Intellia Therapeutics, Inc. (NASDAQ: NTLA)

Intellia Therapeutics, Inc., a clinical-stage gene editing company, is at the forefront of developing potentially curative genome editing treatments using CRISPR/Cas9-based technologies. The company's primary business activities involve developing gene editing therapies for various diseases, including genetic liver diseases, hereditary angioedema, and alpha-1 antitrypsin deficiency.

Intellia's main business activities are centered on gene editing therapies, with a particular focus on in vivo research programs. The company's lead in vivo candidates, NTLA-2001 and NTLA-2002, are the first CRISPR/Cas9-based therapy candidates to be administered systemically for precision editing of a gene in a target tissue in humans. NTLA-2001 is being developed for the treatment of transthyretin (ATTR) amyloidosis, a progressive and fatal disorder resulting from deposition of insoluble amyloid fibrils into multiple organs and tissues. Intellia is currently enrolling patients in a global, pivotal Phase 3 MAGNITUDE trial to evaluate the efficacy and safety of NTLA-2001 in adults with ATTR-CM. NTLA-2002 is being developed for the treatment of hereditary angioedema (HAE), a rare genetic disease characterized by severe, recurring, and unpredictable inflammatory attacks in various organs and tissues. The company has completed enrollment and dosing in the Phase 2 portion of the Phase 1/2 study and plans to initiate a global pivotal Phase 3 study in the second half of 2024.

Intellia's revenue is generated through the development and commercialization of its gene editing therapies. The company's leadership position in the field of genome editing is driven by its broad and deep gene editing toolbox, which enables it to select the best tools for each therapeutic application.

The biotechnology and pharmaceutical industries are highly competitive, and Intellia faces competition from companies that use genome editing or gene therapy development platforms and from companies focused on more traditional therapeutic modalities such as small molecules and antibodies. Intellia's competitors include Alnylam Pharmaceuticals, AstraZeneca Pharmaceuticals LP, BridgeBio Pharma Inc., Ionis Pharmaceuticals, Inc., Metagenomi Technologies, LLC, Novo Nordisk A/S, and Pfizer, Inc.

Intellia has formed several collaborations and partnerships to accelerate the development and commercialization of CRISPR/Cas9-based products.
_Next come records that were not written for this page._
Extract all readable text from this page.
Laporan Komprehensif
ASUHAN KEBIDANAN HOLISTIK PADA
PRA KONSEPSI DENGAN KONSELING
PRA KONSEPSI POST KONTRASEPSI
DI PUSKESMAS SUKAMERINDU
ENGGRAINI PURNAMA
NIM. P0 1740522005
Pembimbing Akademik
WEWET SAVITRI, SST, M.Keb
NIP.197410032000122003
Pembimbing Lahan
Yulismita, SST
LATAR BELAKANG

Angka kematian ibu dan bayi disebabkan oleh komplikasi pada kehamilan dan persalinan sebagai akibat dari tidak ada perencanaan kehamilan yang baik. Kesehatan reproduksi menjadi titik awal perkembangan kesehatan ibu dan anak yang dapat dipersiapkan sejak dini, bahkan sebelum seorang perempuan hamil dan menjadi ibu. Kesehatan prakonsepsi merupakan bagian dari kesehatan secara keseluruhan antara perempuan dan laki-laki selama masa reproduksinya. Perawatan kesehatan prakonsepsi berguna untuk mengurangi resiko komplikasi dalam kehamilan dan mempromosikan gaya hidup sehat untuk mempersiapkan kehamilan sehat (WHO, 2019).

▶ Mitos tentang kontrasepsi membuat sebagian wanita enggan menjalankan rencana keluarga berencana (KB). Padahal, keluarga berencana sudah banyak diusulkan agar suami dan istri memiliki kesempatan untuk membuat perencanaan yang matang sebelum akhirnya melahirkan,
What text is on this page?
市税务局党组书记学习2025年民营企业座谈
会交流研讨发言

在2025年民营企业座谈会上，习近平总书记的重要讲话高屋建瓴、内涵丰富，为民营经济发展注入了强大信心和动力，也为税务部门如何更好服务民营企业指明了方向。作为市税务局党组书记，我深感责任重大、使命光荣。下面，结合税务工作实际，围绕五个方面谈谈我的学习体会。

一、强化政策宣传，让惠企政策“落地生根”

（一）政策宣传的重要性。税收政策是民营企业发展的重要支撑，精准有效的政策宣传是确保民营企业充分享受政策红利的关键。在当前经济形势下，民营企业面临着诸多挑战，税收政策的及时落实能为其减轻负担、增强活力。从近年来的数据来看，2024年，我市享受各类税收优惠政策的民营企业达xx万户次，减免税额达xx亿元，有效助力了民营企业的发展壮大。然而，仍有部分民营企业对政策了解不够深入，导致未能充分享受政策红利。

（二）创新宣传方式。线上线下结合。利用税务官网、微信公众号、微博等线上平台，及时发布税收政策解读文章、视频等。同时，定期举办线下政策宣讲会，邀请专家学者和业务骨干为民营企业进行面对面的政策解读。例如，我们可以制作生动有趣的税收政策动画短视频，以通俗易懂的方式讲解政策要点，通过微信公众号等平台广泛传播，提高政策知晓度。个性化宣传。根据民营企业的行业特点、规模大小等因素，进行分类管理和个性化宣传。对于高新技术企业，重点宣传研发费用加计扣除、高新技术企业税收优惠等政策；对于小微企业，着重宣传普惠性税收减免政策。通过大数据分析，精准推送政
These collaborations include Regeneron Pharmaceuticals, Inc., AvenCell Therapeutics, Inc., SparingVision SAS, Kyverna Therapeutics, Inc., ONK Therapeutics, Ltd, and Rewrite Therapeutics Inc.

Intellia believes it is well-positioned in terms of its intellectual property due to its broad worldwide portfolio of IP, including patents and patent applications, in areas relevant to the development and commercialization of human therapeutic products using CRISPR/Cas9 technology. The company protects its IP by maintaining trade secrets relating to its proprietary technology innovations and know-how and intends to take additional steps, where appropriate, to further protect its IP rights.

As a biopharmaceutical company, Intellia is subject to extensive legal and regulatory requirements. The company needs approval from regulatory agencies for its clinical studies, development, manufacturing, distribution, exportation and importation, commercialization, marketing, and reimbursement relating to its products and product candidates. Relevant regulatory authorities include the FDA, the EMA, the EC, EU Member State agencies, and other countries' similar agencies.

In vivo gene therapy products, including genetically modified cells, that lead to a durable modification of cells or tissues may meet the definition of a regenerative medicine therapy. Intellia's products are subject to regulation under the Food, Drug and Cosmetic Act and the Public Health Service Act and other federal, state, local, and foreign statutes and regulations.

Intellia's allogeneic platform is designed to overcome one of the key challenges to current allogeneic approaches, which is host rejection of the adoptive cell therapy. In preclinical studies, Intellia's allogeneic technology demonstrated the ability to create T cells with high anti-tumor activity capable of avoiding host T and NK cells, and thereby persisting to maintain durable responses.

In addition to its lead in vivo candidates, Intellia is advancing multiple ex vivo programs, including engineered cell therapies for immuno-oncology and autoimmune diseases. The company is leveraging its proprietary allogeneic cell engineering platform to develop allogeneic cellular therapies that can be used to treat both oncological and immunological diseases.

Intellia's manufacturing strategy involves entering into certain manufacturing and supply arrangements with third-party suppliers to support production of its product candidates and their components. The company plans to continue to rely on qualified third-party organizations and its own capabilities to produce or process bulk compounds, formulated compounds, viral vectors, or engineered cells for IND-supporting activities and to supply materials for clinical trials.